Let's be sure to kill the kid too.
The Ghouls of Justice_Barnabas-Let's be sure to kill the kid too.
The dead felled by the snipers' three-week rampage deserved a dignified pursuit of justice, but they will not get it. The prospect of headlines and political advantage have proved too seductive for Washington-area prosecutors, who are practically trampling each other for the right to execute the accused. Their conduct is one more stain on the already mottled image of American jurisprudence. . .
Justice would be satisfied with a sentence that forced Malvo-- again, if he is guilty--to grow old and feeble behind bars. But prosecutors seeking political advantage will only be satisfied with his death.
--Cynthia Tucker, editorial page editor, The Atlanta Constitution.
The Ghouls of Justice have taken over from the rules of justice. We saw it coming as soon as Muhammad and Malvo were apprehended: the prosecutors squabbling not only over turf in this case, but arguing for their rights on the basis of, “We can kill the kid too, and you can’t.” The perceived desired outcome—extreme punishment for the guilty—has taken over from due process. According to this depraved logic, Maryland should be deprived of trying the accused on the grounds that they can’t execute the seventeen-year-old under their laws, even if they suspend their “moratorium” on executions and get the grown-up.

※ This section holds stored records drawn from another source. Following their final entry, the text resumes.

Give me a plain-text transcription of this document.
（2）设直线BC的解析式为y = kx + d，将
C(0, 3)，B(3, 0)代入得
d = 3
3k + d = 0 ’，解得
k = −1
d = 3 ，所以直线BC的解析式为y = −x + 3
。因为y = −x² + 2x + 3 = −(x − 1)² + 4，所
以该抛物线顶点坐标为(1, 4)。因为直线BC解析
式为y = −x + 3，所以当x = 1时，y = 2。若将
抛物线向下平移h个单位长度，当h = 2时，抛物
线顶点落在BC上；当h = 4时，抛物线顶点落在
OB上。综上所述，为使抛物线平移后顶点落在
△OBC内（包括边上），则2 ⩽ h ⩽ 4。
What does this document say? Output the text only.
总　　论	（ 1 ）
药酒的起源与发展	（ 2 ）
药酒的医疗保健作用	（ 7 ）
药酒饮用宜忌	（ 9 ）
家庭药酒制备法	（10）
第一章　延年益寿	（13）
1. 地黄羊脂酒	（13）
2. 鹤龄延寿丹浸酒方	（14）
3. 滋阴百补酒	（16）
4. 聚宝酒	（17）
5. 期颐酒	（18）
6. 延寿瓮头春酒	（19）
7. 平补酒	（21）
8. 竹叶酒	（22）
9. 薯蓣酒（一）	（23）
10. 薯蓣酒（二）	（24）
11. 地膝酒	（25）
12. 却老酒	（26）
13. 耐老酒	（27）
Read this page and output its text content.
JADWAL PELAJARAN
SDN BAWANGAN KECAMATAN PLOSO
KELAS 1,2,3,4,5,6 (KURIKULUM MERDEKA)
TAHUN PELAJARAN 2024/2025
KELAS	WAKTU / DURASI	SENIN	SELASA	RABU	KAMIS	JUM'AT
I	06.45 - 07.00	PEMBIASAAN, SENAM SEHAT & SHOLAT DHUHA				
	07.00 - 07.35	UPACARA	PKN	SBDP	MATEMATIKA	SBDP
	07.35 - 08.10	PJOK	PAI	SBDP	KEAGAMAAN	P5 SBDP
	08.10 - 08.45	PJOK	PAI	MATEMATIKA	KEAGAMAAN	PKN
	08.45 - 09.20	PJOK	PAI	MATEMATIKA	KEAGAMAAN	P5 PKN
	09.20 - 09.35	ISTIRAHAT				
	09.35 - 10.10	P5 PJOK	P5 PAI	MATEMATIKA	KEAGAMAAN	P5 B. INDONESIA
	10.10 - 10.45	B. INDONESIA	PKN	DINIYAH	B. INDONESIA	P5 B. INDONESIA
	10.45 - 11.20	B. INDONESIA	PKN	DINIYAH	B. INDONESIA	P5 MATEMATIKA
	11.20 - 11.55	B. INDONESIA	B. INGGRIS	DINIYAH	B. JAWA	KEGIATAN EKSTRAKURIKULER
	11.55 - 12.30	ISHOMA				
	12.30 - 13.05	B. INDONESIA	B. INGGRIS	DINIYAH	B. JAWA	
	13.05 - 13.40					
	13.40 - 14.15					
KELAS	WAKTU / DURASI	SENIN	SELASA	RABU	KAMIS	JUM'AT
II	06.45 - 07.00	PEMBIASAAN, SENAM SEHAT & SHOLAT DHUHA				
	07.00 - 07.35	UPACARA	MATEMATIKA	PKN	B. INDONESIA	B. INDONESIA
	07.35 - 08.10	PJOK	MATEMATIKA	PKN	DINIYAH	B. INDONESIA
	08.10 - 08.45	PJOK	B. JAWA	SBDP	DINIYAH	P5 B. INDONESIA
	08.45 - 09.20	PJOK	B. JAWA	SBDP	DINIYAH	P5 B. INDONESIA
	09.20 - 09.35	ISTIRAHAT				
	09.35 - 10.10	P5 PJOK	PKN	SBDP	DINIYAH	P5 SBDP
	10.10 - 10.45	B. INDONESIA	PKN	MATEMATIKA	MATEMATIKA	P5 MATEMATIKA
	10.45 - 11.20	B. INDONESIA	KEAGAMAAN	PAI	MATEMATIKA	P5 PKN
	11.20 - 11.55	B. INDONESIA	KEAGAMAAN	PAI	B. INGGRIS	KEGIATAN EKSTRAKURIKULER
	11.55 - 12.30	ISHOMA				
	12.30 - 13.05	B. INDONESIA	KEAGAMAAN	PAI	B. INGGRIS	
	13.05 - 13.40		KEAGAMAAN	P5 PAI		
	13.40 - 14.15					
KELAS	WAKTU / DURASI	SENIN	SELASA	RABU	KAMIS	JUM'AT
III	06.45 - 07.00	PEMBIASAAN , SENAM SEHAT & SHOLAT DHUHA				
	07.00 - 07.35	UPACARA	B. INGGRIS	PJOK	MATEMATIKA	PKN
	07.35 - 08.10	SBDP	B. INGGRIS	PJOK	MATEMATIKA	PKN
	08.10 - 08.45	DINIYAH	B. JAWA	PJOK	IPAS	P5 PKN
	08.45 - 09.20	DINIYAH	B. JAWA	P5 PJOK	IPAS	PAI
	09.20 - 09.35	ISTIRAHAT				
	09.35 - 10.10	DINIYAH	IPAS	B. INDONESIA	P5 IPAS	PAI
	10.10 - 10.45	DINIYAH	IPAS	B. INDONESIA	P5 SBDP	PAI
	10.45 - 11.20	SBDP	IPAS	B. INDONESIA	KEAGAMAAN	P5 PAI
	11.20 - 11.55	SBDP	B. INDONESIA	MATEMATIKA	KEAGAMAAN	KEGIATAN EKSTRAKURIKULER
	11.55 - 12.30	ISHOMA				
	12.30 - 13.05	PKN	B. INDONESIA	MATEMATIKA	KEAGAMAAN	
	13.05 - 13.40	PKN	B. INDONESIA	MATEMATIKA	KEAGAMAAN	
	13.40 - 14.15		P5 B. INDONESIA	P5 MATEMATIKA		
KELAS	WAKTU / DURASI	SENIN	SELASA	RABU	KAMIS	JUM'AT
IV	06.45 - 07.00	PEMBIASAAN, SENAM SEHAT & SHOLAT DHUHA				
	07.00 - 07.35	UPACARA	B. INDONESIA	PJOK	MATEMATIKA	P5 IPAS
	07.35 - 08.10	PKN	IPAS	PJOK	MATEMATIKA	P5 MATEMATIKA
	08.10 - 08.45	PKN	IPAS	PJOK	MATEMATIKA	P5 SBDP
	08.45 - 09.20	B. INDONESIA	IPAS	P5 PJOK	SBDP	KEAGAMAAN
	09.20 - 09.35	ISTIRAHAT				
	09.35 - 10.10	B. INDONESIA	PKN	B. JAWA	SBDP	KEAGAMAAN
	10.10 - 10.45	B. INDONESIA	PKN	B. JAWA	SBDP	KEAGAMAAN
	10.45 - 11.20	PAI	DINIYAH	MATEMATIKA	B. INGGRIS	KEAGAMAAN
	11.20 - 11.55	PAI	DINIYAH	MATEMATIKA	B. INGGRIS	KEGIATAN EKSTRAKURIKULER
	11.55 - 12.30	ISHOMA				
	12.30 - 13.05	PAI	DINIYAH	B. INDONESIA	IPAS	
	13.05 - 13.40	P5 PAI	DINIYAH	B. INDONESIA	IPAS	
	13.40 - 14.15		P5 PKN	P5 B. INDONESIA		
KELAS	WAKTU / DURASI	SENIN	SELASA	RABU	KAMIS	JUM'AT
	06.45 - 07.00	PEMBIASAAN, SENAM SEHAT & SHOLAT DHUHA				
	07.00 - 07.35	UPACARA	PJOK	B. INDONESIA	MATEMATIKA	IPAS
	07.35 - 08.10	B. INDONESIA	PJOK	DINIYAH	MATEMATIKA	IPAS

The media cooperated from the very beginning, consistently referring to the seventeen-year-old Malvo as a “man,” though if he were still a student in any of the high schools I’ve been inside, he would use a restroom with “boys” on the door.
I don’t know who should prosecute first, and I don’t know what penalty should be exacted if there is a guilty verdict. I am positive, however, that the trial venue should be established without regard to “who can kill the kid.”
If this case has moral ignificance at all (and it did until the accused were caught and the turf battles began), it demonstrates that the United States requires a national criminal code—crime in one state is crime in another, with uniform, standardized penalties throughout the land.
Hey, maybe the regulation of interstate commerce granted to the federal government applies to interstate murder. Do you think?